Padura's Heretics spans and defies literary categories . . .
ingenious. --Maureen Corrigan, Fresh Air
A sweeping novel of art theft, anti-Semitism, contemporary Cuba, and
crime from a renowned Cuban author, Heretics is Leonardo Padura's
greatest detective work yet.
In 1939, the Saint Louis sails from Hamburg into Havana's port with
hundreds of Jewish refugees seeking asylum from the Nazi regime. From
the docks, nine-year-old Daniel Kaminsky watches as the passengers,
including his mother, father, and sister, become embroiled in a fiasco
of Cuban corruption. But the Kaminskys have a treasure that they hope
will save them: a small Rembrandt portrait of Christ. Yet six days later
the vessel is forced to leave the harbor with the family, bound for the
horrors of Europe. The Kaminskys, along with their priceless heirloom,
disappear.
Nearly seven decades later, the Rembrandt reappears in an auction house
in London, prompting Daniel's son to travel to Cuba to track down the
story of his family's lost masterpiece. He hires the down-on-his-luck
private detective Mario Conde, and together they navigate a web of
deception and violence in the morally complex city of Havana.

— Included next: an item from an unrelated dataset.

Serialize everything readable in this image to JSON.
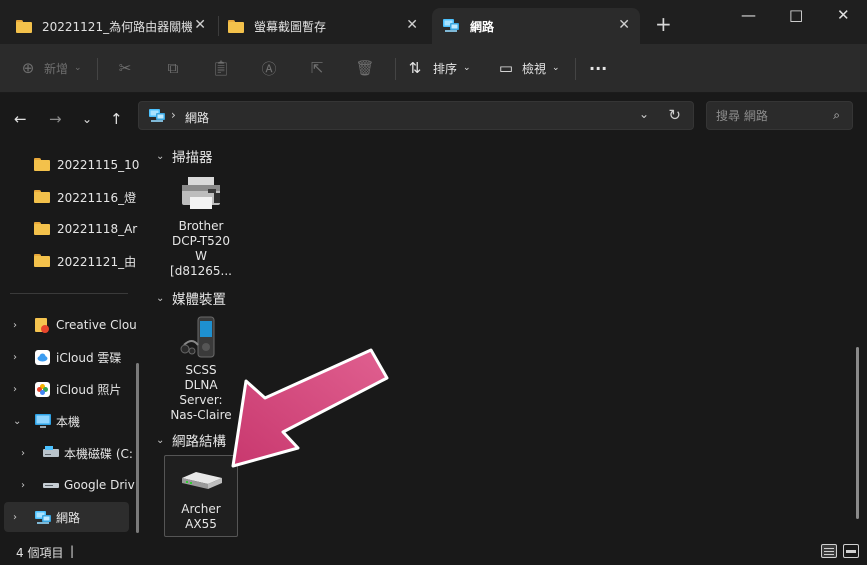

In Heretics, Leonardo Padura takes us from the tenements and beaches
of Cuba to Rembrandt's gloomy studio in seventeenth-century Amsterdam,
telling the story of people forced to choose between the tenets of their
faith and the realities of the world, between their personal desires and
the demands of their times. A grand detective story and a moving
historical drama, Padura's novel is as compelling, mysterious, and
enduring as the painting at its center.